Kolor, choć ważny, nie jest w tym projekcie dominującym elementem. – Postawiliśmy na stonowane, naturalne tony, takie jak zielenie, brązy i beże, które podkreślają ciepło drewna i wprowadzają spokój – dodaje architektka. Kolorowe akcenty pojawiają się w dodatkach, takich jak poduszki, obrazy i dekoracje, które można łatwo wymienić w miarę zmieniających się gustów.
Ważną rolę odgrywają również rośliny, dodające całości naturalnego uroku, jednocześnie oczyszczając powietrze.
Kuchnia łączy naturalne materiały z nowoczesnymi rozwiązaniami.
Proste fronty mebli, wzbogacone drewnianymi uchwytami oraz subtelne deskowanie ścian tworzą spójną całość. Granitowy blat i drewniana wyspa integrują kuchnię z jadalnią i salonem.

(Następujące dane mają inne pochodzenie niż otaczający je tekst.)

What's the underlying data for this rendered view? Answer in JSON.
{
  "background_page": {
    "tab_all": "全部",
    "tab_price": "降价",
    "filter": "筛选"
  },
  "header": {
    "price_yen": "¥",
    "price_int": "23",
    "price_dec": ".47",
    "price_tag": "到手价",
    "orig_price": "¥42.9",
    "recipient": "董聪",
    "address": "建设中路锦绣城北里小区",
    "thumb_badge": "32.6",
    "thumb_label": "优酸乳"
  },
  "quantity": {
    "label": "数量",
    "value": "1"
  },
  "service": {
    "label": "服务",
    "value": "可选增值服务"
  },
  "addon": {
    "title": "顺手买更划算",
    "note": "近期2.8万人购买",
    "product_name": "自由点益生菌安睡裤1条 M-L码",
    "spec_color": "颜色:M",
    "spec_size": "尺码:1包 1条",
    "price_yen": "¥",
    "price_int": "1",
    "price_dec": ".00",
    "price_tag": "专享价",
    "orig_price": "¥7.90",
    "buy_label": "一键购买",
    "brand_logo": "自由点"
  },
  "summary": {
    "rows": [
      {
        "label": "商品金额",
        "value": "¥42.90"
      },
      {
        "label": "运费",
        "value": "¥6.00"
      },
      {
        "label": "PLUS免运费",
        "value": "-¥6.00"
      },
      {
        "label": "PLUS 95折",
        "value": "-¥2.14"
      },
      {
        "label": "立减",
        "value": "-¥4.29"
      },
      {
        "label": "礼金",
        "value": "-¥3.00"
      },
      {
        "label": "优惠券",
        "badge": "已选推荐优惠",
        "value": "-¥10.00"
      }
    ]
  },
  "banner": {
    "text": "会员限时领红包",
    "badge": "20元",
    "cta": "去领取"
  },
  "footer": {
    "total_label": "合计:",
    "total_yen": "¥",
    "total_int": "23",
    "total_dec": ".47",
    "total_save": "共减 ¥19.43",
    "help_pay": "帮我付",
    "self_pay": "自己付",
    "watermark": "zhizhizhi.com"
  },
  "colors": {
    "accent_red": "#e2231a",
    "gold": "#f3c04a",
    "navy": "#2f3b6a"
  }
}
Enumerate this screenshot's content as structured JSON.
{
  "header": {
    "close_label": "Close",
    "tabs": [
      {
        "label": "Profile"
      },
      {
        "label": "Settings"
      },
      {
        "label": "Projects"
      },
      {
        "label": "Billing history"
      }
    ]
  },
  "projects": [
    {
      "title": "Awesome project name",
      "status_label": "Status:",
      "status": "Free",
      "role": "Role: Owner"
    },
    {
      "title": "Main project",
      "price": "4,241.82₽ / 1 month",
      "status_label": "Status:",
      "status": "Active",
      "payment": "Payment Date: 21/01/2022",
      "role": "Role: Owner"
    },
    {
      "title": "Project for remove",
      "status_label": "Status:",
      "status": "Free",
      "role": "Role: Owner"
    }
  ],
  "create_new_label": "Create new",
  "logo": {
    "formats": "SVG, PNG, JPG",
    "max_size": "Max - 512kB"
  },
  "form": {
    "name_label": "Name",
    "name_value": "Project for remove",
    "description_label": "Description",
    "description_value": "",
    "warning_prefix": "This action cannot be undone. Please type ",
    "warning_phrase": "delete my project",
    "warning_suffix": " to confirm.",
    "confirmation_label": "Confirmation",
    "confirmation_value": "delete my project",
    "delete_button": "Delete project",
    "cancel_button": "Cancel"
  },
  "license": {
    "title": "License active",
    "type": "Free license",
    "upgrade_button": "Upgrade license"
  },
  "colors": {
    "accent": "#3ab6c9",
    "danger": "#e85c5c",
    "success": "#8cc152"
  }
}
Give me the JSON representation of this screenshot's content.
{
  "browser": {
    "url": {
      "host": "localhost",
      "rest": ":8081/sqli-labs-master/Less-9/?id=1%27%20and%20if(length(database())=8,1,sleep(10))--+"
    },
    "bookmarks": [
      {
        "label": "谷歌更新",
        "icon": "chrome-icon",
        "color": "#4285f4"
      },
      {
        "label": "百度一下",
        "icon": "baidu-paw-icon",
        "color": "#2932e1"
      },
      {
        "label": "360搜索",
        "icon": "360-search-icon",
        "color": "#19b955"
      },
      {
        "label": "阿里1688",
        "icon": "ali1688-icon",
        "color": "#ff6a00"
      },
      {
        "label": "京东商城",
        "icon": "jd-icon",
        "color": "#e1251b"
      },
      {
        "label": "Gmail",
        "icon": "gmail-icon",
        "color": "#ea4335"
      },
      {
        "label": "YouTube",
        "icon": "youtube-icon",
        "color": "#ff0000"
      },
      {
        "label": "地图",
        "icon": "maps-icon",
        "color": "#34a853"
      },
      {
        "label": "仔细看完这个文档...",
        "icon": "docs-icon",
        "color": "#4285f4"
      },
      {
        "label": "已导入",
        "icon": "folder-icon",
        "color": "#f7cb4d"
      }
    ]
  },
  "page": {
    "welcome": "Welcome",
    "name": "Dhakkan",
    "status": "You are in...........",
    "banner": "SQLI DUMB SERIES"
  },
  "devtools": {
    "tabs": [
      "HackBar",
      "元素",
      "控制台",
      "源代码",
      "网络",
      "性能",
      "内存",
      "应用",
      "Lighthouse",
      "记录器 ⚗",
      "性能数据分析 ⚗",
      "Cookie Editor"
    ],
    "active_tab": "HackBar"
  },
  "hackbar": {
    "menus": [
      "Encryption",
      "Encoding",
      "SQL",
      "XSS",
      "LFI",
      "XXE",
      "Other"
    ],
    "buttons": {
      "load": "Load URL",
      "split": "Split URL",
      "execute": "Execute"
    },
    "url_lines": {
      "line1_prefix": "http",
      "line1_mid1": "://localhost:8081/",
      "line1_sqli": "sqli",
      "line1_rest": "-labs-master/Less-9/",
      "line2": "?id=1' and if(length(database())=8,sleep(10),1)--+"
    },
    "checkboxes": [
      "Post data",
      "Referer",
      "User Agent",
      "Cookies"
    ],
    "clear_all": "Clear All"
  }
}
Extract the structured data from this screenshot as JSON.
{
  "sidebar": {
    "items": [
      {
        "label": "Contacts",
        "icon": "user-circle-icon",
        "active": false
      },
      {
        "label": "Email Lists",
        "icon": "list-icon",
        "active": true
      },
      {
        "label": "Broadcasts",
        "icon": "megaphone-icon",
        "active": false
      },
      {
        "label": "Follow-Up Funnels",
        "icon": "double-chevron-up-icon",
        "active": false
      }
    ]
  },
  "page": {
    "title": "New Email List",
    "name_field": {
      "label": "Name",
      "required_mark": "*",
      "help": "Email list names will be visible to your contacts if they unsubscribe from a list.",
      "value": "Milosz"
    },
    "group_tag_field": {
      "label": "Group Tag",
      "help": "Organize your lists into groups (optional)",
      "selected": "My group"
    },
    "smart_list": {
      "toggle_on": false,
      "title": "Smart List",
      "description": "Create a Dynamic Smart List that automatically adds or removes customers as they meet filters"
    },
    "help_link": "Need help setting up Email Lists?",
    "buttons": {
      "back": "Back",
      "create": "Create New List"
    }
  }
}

– Swoiste przedłużenie tego pomieszczenia stanowi wnęka przy oknie. W całości, wraz z sufitem, wykończona drewnem zapewnia dodatkowe miejsce do siedzenia i przytulną strefę relaksu – wskazuje architektka.
Sypialnia emanuje prostotą, z dominującymi drewnem, bielą i lustrami, które tworzą harmonijną kompozycję, dyskretnie ukrywając pojemną garderobę. Starannie dobrane wyposażenie, takie jak łóżko Noti, kinkiety Artemide i lampa Santa Cole, idealnie współgra z minimalistycznym designem.
Łazienka, choć niewielka, została zaprojektowana z myślą o maksymalnym wykorzystaniu przestrzeni. Na podłodze znalazły się płyty z lanego lastryko, a owalny prysznic zdobi minimalistyczna mozaika.
Zapytani o końcowe wrażenia z procesu mieszkańcy nie kryją zadowolenia. – Chcieliśmy mieszkania, które nas uspokaja i jest miejscem, w którym możemy żyć i pracować. Z czystym sumieniem możemy powiedzieć, że to się udało – podsumowują.